Hangor em operação: o salto qualificado da marinha paquistanesa e seus números
O barco de ataque Hangor, variante exportação do Yuan 039A, introduz no inventário paquistanês sensores modernos, torpedos e mísseis antinavio com capacidade de atingir alvos de superfície, submarinos e pontos em terra, além de propulsão com Sistema de Propulsão Independente do Ar (AIP) que aumenta substancialmente a autonomia submersa. O pacote de oito unidades, avaliado em cerca de US$ 5 bilhões, prevê quatro navios construídos na China e quatro construídos no Paquistão sob acordo de transferência tecnológica; as quatro unidades chinesas devem ser entregues até 2028.
Do ponto de vista operacional, a introdução de AIP reduz a vulnerabilidade a detecção por aviões e sensores de superfície ao permitir mergulhos mais longos; em termos táticos, aumenta a capacidade paquistanesa de dissuadir ações adversas no Mar da Arábia e de operar numa zona de negação marítima ao longo de rotas marítimas estratégicas.
Raízes e evolução: a cooperação sino‑paquistanesa em defesa e referências históricas
A aliança militar entre China e Paquistão é produto de décadas de convergência estratégica iniciada durante a Guerra Fria e aprofundada nas últimas duas décadas por meio de fornecimentos, projetos conjuntos (como o caçador‑J F‑17) e infraestrutura correlata ao Corredor Econômico China‑Paquistão (CPEC). Historicamente, o nome "Hangor" remete a tradições navais paquistanesas e a operações submarinas significativas — um elemento simbólico que sublinha a importância do investimento atual.
Legenda: Presidente Xi e o Presidente Zardari durante cerimônia de boas‑vindas em Pequim | Créditos: Wu Hao - Pool/Getty Images
Dados recentes de transferência de armas corroboram esse movimento: entre 2021 e 2025, cerca de 80% das importações militares do Paquistão vieram da China e Islamabad aparece como um dos principais clientes das exportações militares chinesas (próximo a 60% do total). Além da construção dos submarinos, a dimensão da transferência tecnológica visa criar capacidade industrial local para manutenção e construção naval futura, embora enfrente desafios de escala, padronização e curva de aprendizado técnico.

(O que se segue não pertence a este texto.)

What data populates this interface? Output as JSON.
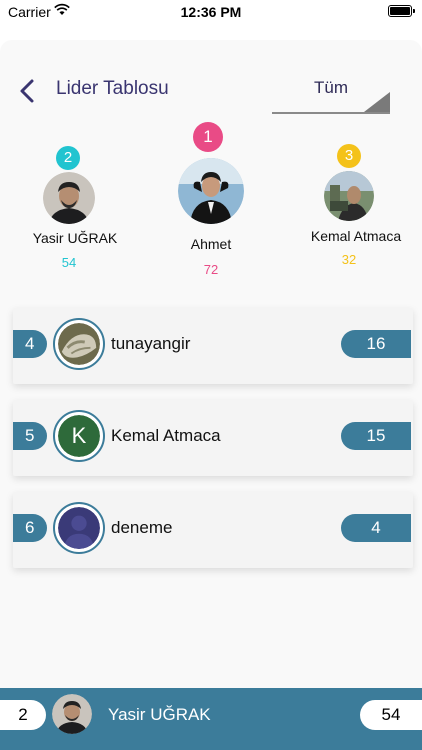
{
  "status": {
    "carrier": "Carrier",
    "time": "12:36 PM"
  },
  "header": {
    "title": "Lider Tablosu",
    "filter": "Tüm"
  },
  "colors": {
    "accent": "#3c7c9a",
    "first": "#e94b86",
    "second": "#21c4d0",
    "third": "#f4c21a",
    "title": "#3a3570"
  },
  "podium": {
    "first": {
      "rank": "1",
      "name": "Ahmet",
      "score": "72"
    },
    "second": {
      "rank": "2",
      "name": "Yasir UĞRAK",
      "score": "54"
    },
    "third": {
      "rank": "3",
      "name": "Kemal Atmaca",
      "score": "32"
    }
  },
  "list": [
    {
      "rank": "4",
      "name": "tunayangir",
      "score": "16",
      "avatar": "photo"
    },
    {
      "rank": "5",
      "name": "Kemal Atmaca",
      "score": "15",
      "avatar": "letter",
      "letter": "K"
    },
    {
      "rank": "6",
      "name": "deneme",
      "score": "4",
      "avatar": "default"
    }
  ],
  "me": {
    "rank": "2",
    "name": "Yasir UĞRAK",
    "score": "54"
  }
}
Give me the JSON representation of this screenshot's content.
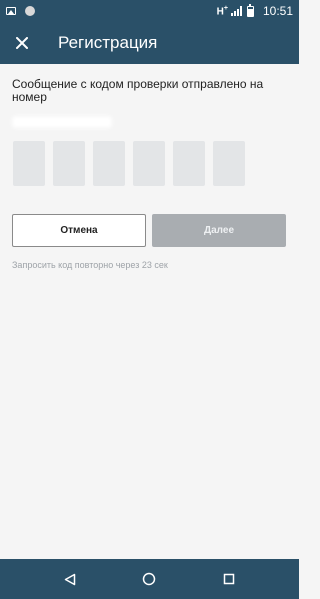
{
  "status_bar": {
    "network": "H",
    "network_plus": "+",
    "time": "10:51",
    "icons": [
      "image-icon",
      "circle-icon",
      "signal-icon",
      "battery-icon"
    ]
  },
  "app_bar": {
    "close_icon": "close-icon",
    "title": "Регистрация"
  },
  "main": {
    "message": "Сообщение с кодом проверки отправлено на номер",
    "code_digits": [
      "",
      "",
      "",
      "",
      "",
      ""
    ],
    "cancel_label": "Отмена",
    "next_label": "Далее",
    "resend_text": "Запросить код повторно через 23 сек"
  },
  "nav_bar": {
    "icons": [
      "back-icon",
      "home-icon",
      "recents-icon"
    ]
  },
  "colors": {
    "primary": "#2a5068",
    "background": "#f5f5f5",
    "code_box": "#e3e5e7",
    "disabled_button": "#a9adb1",
    "hint_text": "#9ea3a8"
  }
}
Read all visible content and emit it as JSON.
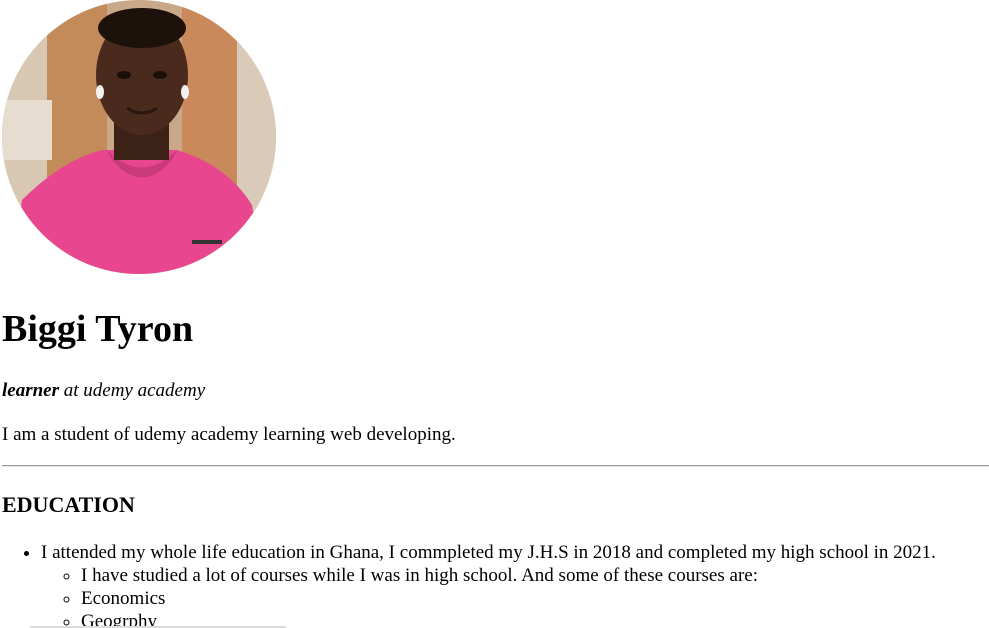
{
  "profile": {
    "photo_alt": "profile photo",
    "name": "Biggi Tyron",
    "role_strong": "learner",
    "role_rest": " at udemy academy",
    "bio": "I am a student of udemy academy learning web developing."
  },
  "education": {
    "title": "EDUCATION",
    "item_main": "I attended my whole life education in Ghana, I commpleted my J.H.S in 2018 and completed my high school in 2021.",
    "sub_items": [
      "I have studied a lot of courses while I was in high school. And some of these courses are:",
      "Economics",
      "Geogrphy"
    ]
  }
}
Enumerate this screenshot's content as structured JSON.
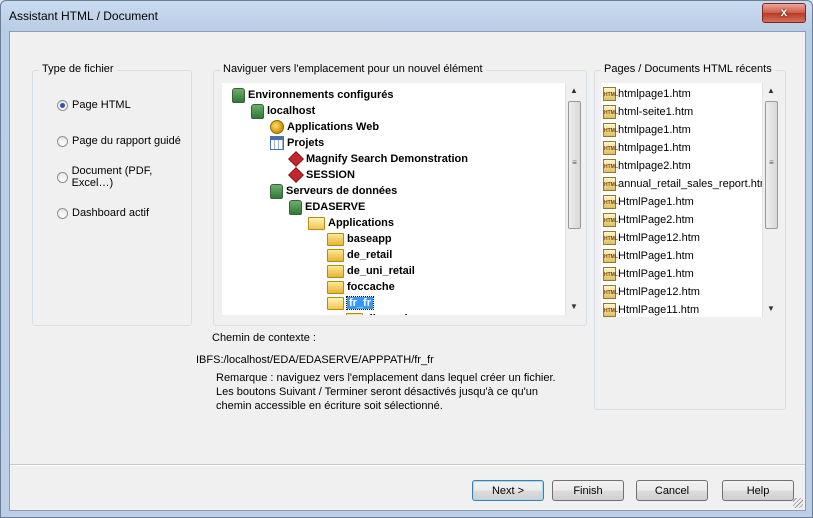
{
  "window": {
    "title": "Assistant HTML / Document",
    "close_label": "x"
  },
  "file_type": {
    "title": "Type de fichier",
    "options": [
      {
        "label": "Page HTML",
        "checked": true
      },
      {
        "label": "Page du rapport guidé",
        "checked": false
      },
      {
        "label": "Document (PDF, Excel…)",
        "checked": false
      },
      {
        "label": "Dashboard actif",
        "checked": false
      }
    ]
  },
  "navigator": {
    "title": "Naviguer vers l'emplacement pour un nouvel élément",
    "tree": [
      {
        "label": "Environnements configurés",
        "icon": "database-icon",
        "depth": 0
      },
      {
        "label": "localhost",
        "icon": "database-icon",
        "depth": 1
      },
      {
        "label": "Applications Web",
        "icon": "globe-icon",
        "depth": 2
      },
      {
        "label": "Projets",
        "icon": "calendar-icon",
        "depth": 2
      },
      {
        "label": "Magnify Search Demonstration",
        "icon": "project-icon",
        "depth": 3
      },
      {
        "label": "SESSION",
        "icon": "project-icon",
        "depth": 3
      },
      {
        "label": "Serveurs de données",
        "icon": "database-icon",
        "depth": 2
      },
      {
        "label": "EDASERVE",
        "icon": "database-icon",
        "depth": 3
      },
      {
        "label": "Applications",
        "icon": "folder-open-icon",
        "depth": 4
      },
      {
        "label": "baseapp",
        "icon": "folder-icon",
        "depth": 5
      },
      {
        "label": "de_retail",
        "icon": "folder-icon",
        "depth": 5
      },
      {
        "label": "de_uni_retail",
        "icon": "folder-icon",
        "depth": 5
      },
      {
        "label": "foccache",
        "icon": "folder-icon",
        "depth": 5
      },
      {
        "label": "fr_fr",
        "icon": "folder-open-icon",
        "depth": 5,
        "selected": true
      },
      {
        "label": "dimensions",
        "icon": "folder-icon",
        "depth": 6
      }
    ]
  },
  "context": {
    "label": "Chemin de contexte :",
    "path": "IBFS:/localhost/EDA/EDASERVE/APPPATH/fr_fr",
    "note": "Remarque : naviguez vers l'emplacement dans lequel créer un fichier. Les boutons Suivant / Terminer seront désactivés jusqu'à ce qu'un chemin accessible en écriture soit sélectionné."
  },
  "recent": {
    "title": "Pages / Documents HTML récents",
    "items": [
      "htmlpage1.htm",
      "html-seite1.htm",
      "htmlpage1.htm",
      "htmlpage1.htm",
      "htmlpage2.htm",
      "annual_retail_sales_report.htm",
      "HtmlPage1.htm",
      "HtmlPage2.htm",
      "HtmlPage12.htm",
      "HtmlPage1.htm",
      "HtmlPage1.htm",
      "HtmlPage12.htm",
      "HtmlPage11.htm"
    ],
    "icon_label": "HTML"
  },
  "buttons": {
    "next": "Next >",
    "finish": "Finish",
    "cancel": "Cancel",
    "help": "Help"
  }
}
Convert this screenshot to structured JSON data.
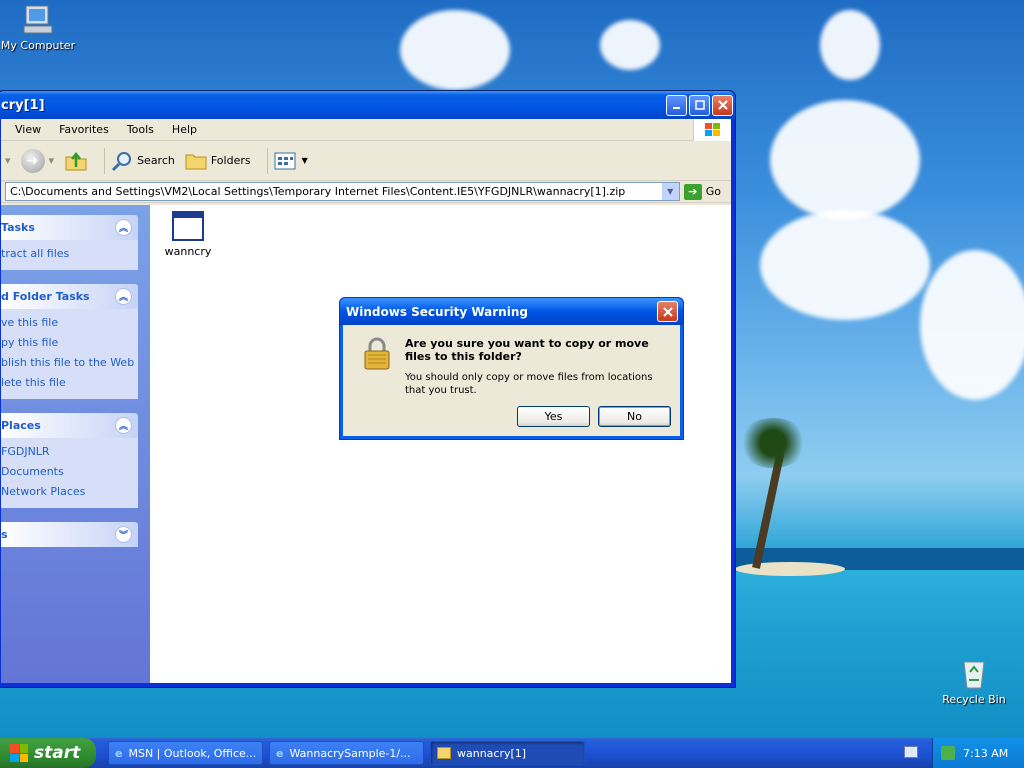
{
  "desktop": {
    "icons": [
      {
        "label": "My Computer"
      },
      {
        "label": "Recycle Bin"
      }
    ]
  },
  "window": {
    "title": "cry[1]",
    "menu": [
      "View",
      "Favorites",
      "Tools",
      "Help"
    ],
    "toolbar": {
      "search": "Search",
      "folders": "Folders"
    },
    "address": "C:\\Documents and Settings\\VM2\\Local Settings\\Temporary Internet Files\\Content.IE5\\YFGDJNLR\\wannacry[1].zip",
    "go": "Go",
    "panels": [
      {
        "title": "Tasks",
        "chev": "︽",
        "items": [
          "tract all files"
        ]
      },
      {
        "title": "d Folder Tasks",
        "chev": "︽",
        "items": [
          "ve this file",
          "py this file",
          "blish this file to the Web",
          "lete this file"
        ]
      },
      {
        "title": "Places",
        "chev": "︽",
        "items": [
          "FGDJNLR",
          "Documents",
          "Network Places"
        ]
      },
      {
        "title": "s",
        "chev": "︾",
        "items": []
      }
    ],
    "files": [
      {
        "name": "wanncry"
      }
    ]
  },
  "dialog": {
    "title": "Windows Security Warning",
    "question": "Are you sure you want to copy or move files to this folder?",
    "detail": "You should only copy or move files from locations that you trust.",
    "yes": "Yes",
    "no": "No"
  },
  "taskbar": {
    "start": "start",
    "tasks": [
      "MSN | Outlook, Office...",
      "WannacrySample-1/...",
      "wannacry[1]"
    ],
    "clock": "7:13 AM"
  },
  "colors": {
    "xp_blue": "#0055e5",
    "start_green": "#3c9b3c",
    "link": "#215dc6"
  }
}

Repercussões estratégicas: desequilíbrios regionais, reações indianas e implicações globais
A disponibilidade de submarinos AIP em número crescente tem efeitos multiplicadores sobre a segurança regional. Para o Paquistão, a classe Hangor amplia a credibilidade da dissuasão naval e a capacidade de proteger linhas de comunicação marítimas e portos estratégicos. Para a Índia, o avanço reforça a necessidade de renovar e ampliar capacidades de guerra antissubmarina (ASW) e integração de forças navais — uma resposta já em curso na forma de acordos de aquisição de AIP de Alemanha e investimentos em ASW.
No plano geopolítico mais amplo, o projeto fortalece o eixo sino‑paquistanês como vetor de projeção chinesa no Oceano Índico, dando a Pequim maior influência sobre rotas vitais e facilidades logísticas (diretas ou indiretas) na região árabe‑índica. Isso pode estimular maior coordenação entre Índia, parceiros ocidentais e aliados regionais em matéria de vigilância marítima, exercícios ASW e medidas de contenção, além de suscitar fricções diplomáticas relacionadas à proliferação de capacidades submarinas.
Riscos e limitações também existem: submarinos convencionais dependem de logística, manutenção sofisticada e doutrina operacional integrada; a eficácia austríaca do programa dependerá da formação de tripulações, da cadeia de suprimentos e da interoperabilidade com outras plataformas. Em cenários de crise, há potencial de escalada naval localizada e de encarecimento de seguros e rotas comerciais se a região se militarizar ainda mais.
Prognóstico operacional e político: a curto prazo, espera‑se um aumento da vigilância e das manobras regionais, com Índia acelerando aquisições e parcerias ASW; a médio prazo, se a transferência de tecnologia se consolidar, o Paquistão poderá alcançar autonomia parcial em construção e manutenção de submarinos, alterando a capacidade de sustentação de sua marinha. Internacionalmente, o movimento reforça a narrativa de China como fornecedora estratégica de sistemas sensíveis, estimulando debates sobre controle de exportações, segurança marítima e arranjos de equilíbrio no Índico.